按道理说,现在这种深入敌后的任务,不应该用自己这种招式大开大合的修行者,可偏偏,自己却被委派来了。
一开始恢复小部分长城系统的时候还好,人数尚且充足,可越是深入,受害的人数就越多,离奇的死因也就越多,大多都是被妖化的动植物所趁,也有小部分……是人所为,到最后,自己身边就只剩这么一个队友了。
文教内部的斗争,闻丛不想去了解,但是……当他发现剩下的这一个队友还是一个对自己有敌意的文教内部人员的时候,就不得不让他痛下杀手了。
他缓缓摊开左掌,里面有一个玉质的牌子,雕刻着篆字体的一个信字,这就是那名队友的信物,如果他没记错的话——是碑林圣地那边的人,怪不得自己的位置消息一直被披露出去,短短十几天就惹了无数人的追杀。
他之前有幸去过碑林那边一次,那时的他还没有此时的风采,还单纯只是一个普通人,当时曾经和碑林的子弟比试过一场对碑林某一段诗句真意的解读,结果不必多说——他被恼羞成怒的碑林子弟赶了出来。
世间仿佛就是一个轮回,不得志之人在几年后得到了极高的权柄,于是往昔的旧派既得利益者开始愤怒开始焦急。
闻丛想到这里,轻蔑的笑了笑,把这只信物放进了校服的裤子中,他一身衣服依旧鲜艳,同样是高中生的校服打扮,只不过和月前相比,一身学生制服倒是叫他穿上后多了几分铁血的气质,完全不同其他人披上这件衣服后文质彬彬的刻板印象。
他背后依旧背着一个黑色挎包,平平无奇,如同是一个真正的读书人。
就在这时,一阵清风吹过,掀起了他耳间的碎发,夹杂在清风中的几道幽光直奔他头颅而去,如同是瞄准了脑袋的子弹,即将要将人推上通往地狱的列车。
只是幽光在距离读书人几寸的地方,便凭空消失了,如同是被某些不可名状的东西吞噬一样。
不过若是在白天,便能清晰的看到,原来是在读书人周边环绕的一头墨色狮子,奔驰之间,便把那幽光消弥无踪;只可惜如今是在夜晚,那头墨色的狮子毫无缝隙的融入了黑夜之中,叫人难以分辨出来。
“我碑林子弟,是你杀害的?”
言简意赅的语言击溃了夜里的平静,一张俊秀的面容紧随其后,悠悠的踏步而出。
他身穿简单的黑裤白衣,头发梳得极其工整,脚下的皮鞋也许是路过了不少坎坷,所以沾上了一层污泥。
闻丛微微皱眉,等那人走近之后,双眼突然睁大,眸子中流露出了几丝不可置信,可在几秒之后脸上却多了几分讥讽之色。
“我在电视上见过你,五年前的淮州文科状元,也是那一年的全国第二,靳太白!”
全国第二几个字咬得特别重,不为别的,只为当年全国第一有四位,而那四位,却偏偏是半点文气也没有的普通人。
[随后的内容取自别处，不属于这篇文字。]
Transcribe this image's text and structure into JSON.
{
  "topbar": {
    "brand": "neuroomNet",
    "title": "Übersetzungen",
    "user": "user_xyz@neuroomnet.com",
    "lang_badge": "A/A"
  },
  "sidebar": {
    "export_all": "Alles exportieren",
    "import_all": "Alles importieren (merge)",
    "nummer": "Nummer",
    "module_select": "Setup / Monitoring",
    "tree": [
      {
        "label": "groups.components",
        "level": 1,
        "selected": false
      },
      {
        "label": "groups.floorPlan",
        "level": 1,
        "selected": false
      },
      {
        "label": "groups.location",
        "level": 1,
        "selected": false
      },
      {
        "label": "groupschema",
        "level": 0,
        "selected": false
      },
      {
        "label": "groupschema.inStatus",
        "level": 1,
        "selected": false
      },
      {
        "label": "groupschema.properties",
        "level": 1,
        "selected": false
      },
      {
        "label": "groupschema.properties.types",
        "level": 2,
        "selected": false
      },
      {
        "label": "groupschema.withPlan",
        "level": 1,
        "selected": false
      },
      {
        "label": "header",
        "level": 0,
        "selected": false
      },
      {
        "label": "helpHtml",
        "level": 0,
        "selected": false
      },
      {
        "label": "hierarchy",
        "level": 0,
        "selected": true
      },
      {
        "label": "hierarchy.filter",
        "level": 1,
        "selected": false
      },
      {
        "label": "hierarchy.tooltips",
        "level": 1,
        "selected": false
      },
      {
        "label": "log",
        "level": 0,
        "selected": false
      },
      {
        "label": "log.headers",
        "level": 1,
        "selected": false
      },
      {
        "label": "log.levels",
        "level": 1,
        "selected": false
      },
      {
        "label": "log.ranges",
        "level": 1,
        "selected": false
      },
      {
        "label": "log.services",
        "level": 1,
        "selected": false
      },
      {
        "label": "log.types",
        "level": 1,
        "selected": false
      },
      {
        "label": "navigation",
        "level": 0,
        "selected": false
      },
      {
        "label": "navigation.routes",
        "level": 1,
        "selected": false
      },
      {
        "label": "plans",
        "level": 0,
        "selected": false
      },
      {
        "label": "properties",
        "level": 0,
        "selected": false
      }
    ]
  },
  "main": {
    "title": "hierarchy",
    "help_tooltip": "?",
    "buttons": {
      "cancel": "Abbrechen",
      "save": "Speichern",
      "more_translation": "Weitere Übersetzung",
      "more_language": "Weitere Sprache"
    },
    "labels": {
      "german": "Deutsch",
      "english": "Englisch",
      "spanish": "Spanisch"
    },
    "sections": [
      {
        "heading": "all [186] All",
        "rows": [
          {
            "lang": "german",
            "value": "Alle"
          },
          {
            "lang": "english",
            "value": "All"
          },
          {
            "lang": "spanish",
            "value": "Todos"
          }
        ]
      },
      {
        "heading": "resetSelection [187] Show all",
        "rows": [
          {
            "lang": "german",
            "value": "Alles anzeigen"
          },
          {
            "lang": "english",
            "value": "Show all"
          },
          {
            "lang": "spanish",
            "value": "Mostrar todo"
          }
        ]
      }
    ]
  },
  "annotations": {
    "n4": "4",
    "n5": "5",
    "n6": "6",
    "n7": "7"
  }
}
可在前一年,靳太白早早的拜入了碑林。
这也就意味着,靳太白以读书人的身份参加了考试,可却败给了普通人。
也就是那一年,靳太白从全国第二到泯然众人,仅仅用不到半年的时间。
靳太白神情依旧淡漠,只是手中不知何时多了一卷书——《破阵子》。
看到这一书籍,闻丛笑容更甚了。
《破阵子》其内蕴含的真意不同寻常的书籍,文教子弟向来推崇的是高楼建瓯,弹指间强敌灰飞烟灭,所以吟诵的诗句,哪怕是为了制敌,也要附庸风雅,吐几句酸文。
可是《破阵子》不一样,作为词牌名的时候有三变十二阵,可撰写成册的时候,其内的先贤真意,只有一个字——杀!
就如同是粗鄙的武夫,抛开那些花团锦绣的表面功夫、锦绣文章,此书一册,仅有一字。
拿出这个书籍,那就代表靳太白心中的杀意几乎要溢出,也意味着时隔几年,这依旧是他心里的痛楚。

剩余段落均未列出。